Estatuas de oro
Cuando el sol incide sobre las superficies áureas, reflejan rayos fulgurantes; los centelleos amarillos cambian a lo largo del día: tonos claros de mañana a rojizos de fundición cuando la tarde declina. Diríase que el rey Midas posó sus dedos en las formas y quedaron convertidas en estatuas de oro macizo. Naturalmente no son de oro macizo, ni de oro huecas; tampoco son de oro sino doradas. En ellas, literalmente, sí es oro todo lo que reluce, hasta cierto punto, hasta cierta profundidad en la epidermis del metal precioso, que es ínfima.
Las estatuas doradas, son piezas fundidas en bronce a las que se les ha aplicado, por métodos industriales, una delgada capa, eso sí, de oro puro. La industria del dorado de esculturas tuvo su auge en el París del siglo XIX, donde más de seiscientos obreros, repartidos en varios talleres, se dedicaban a esta actividad. El método que se empleaba fue el llamado dorado por medio del mercurio o dorado al fuego. Este método aprovecha la cualidad del mercurio de disolver, en proporciones adecuadas, al oro. Tras un prolijo, delicado y nocivo proceso, aquí resumido, se doraban las estatuas de bronce por grandes que fueran.
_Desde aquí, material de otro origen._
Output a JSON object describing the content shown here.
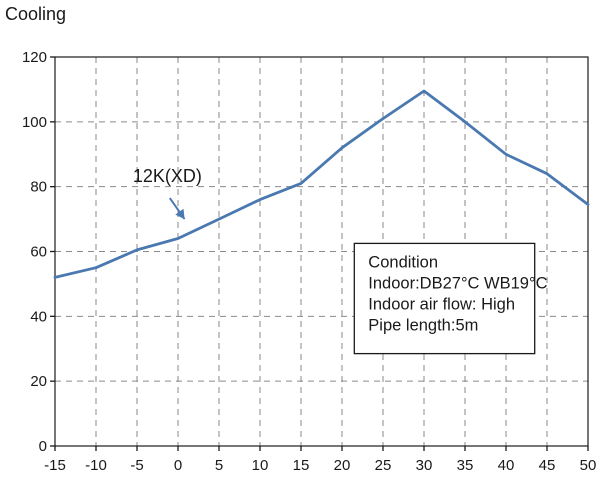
{
  "chart_data": {
    "type": "line",
    "title": "Cooling",
    "xlabel": "",
    "ylabel": "",
    "xlim": [
      -15,
      50
    ],
    "ylim": [
      0,
      120
    ],
    "x_ticks": [
      -15,
      -10,
      -5,
      0,
      5,
      10,
      15,
      20,
      25,
      30,
      35,
      40,
      45,
      50
    ],
    "y_ticks": [
      0,
      20,
      40,
      60,
      80,
      100,
      120
    ],
    "grid": true,
    "series": [
      {
        "name": "12K(XD)",
        "color": "#4a78b0",
        "x": [
          -15,
          -10,
          -5,
          0,
          5,
          10,
          15,
          20,
          25,
          30,
          35,
          40,
          45,
          50
        ],
        "y": [
          52,
          55,
          60.5,
          64,
          70,
          76,
          81,
          92,
          101,
          109.5,
          100,
          90,
          84,
          74.5
        ]
      }
    ],
    "annotation": {
      "lines": [
        "Condition",
        "Indoor:DB27°C WB19°C",
        "Indoor air flow: High",
        "Pipe length:5m"
      ],
      "placement": "center-right"
    }
  }
}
Las esculturas procedentes de la fundición, tenían unas características especiales. Debían estar bien cinceladas, con superficies bien definidas, carentes de imperfecciones como picaduras, pequeñas grietas etc. Cualquier pequeño defecto, imperceptible o sin importancia en un bronce patinado, eran aumentados y muy patentes en una estatua dorada.
El primer paso era preparar la amalgama de oro. El metal precioso debía ser totalmente puro, laminado finamente para mejor combinación con el mercurio. Después de pesado se calentaba al rojo en un crisol, a continuación se añadía el mercurio en la proporción de ocho partes por una de oro, removiendo la mezcla hasta que el oro quedaba bien disuelto. Se vertía la amalgama en agua para lavarla y separar el mercurio sobrante, obteniendo una mezcla pastosa que, tras laborioso trabajo, estaba compuesta de 33 partes de mercurio y 77 de oro. Las esculturas a dorar debían, primeramente, recocerse en hornos de leña para eliminar todo resto de grasa o impurezas en las superficies. El óxido superficial generado por la cocción, era eliminado con ácido sulfúrico diluido en agua; esta operación de desoxidado se denominaba blanquimento.
Una vez preparada la pieza, se impregnaba una pequeña superficie de la misma con una disolución de nitrato de mercurio. La herramienta consistía en un pincel de hilos finos de latón, llamado grata. Con el mismo pincel, se aplicaba la amalgama sobre la superficie tratada, repitiendo estas operaciones hasta que la escultura quedaba totalmente cubierta de una capa de amalgama. Lavada la pieza abundantemente con agua, era expuesta al fuego para que el mercurio se volatilizara quedando, únicamente, el oro adherido a la pieza. Tras nuevos lavados con distintos líquidos, se bruñía la superficie dorada, total o parcialmente, para que adquiriera brillo.
Todas las operaciones para el dorado del bronce eran sumamente perjudiciales para los operarios, el mercurio en estado liquido o de vapor, suponía un grave peligro ya que, como es sabido, dicho metal es muy venenoso. Una asociación de obreros doradores de París, daba a conocer, en un folleto informativo, las incidencias en esta actividad entre 1840-1843, durante estas fechas enfermaron sesenta obreros y murieron tres; todos ellos atacados por el mercurio. Este método dejó de utilizarse por su peligrosidad y por los avances de nuevas técnicas como la galvanoplastia, aunque ya no se doran estatuas de gran tamaño. Al no ser atacado el oro por ningún agente externo, estas esculturas, mantienen hoy su brillo áureo como el primer día de ser expuestas.
Es muy conocida la estatua ecuestre de la heroína de Francia Juana de Arco en la Plaza de las Pirámides de París, cerca del Louvre. Pero son muchas las estatuas doradas repartidas por la capital francesa. Quizás la mayor concentración de estatuas doradas se encuentre en el los bellísimos jardines del palacio Peterhof, cerca de San Petersburgo. Fue mandado construir por el despótico zar Pedro I, con la intención de eclipsar a Versalles. Impresionantes estatuas en pedestales o en las innumerables fuentes, ornan por doquier el maravilloso conjunto barroco a orillas del Báltico.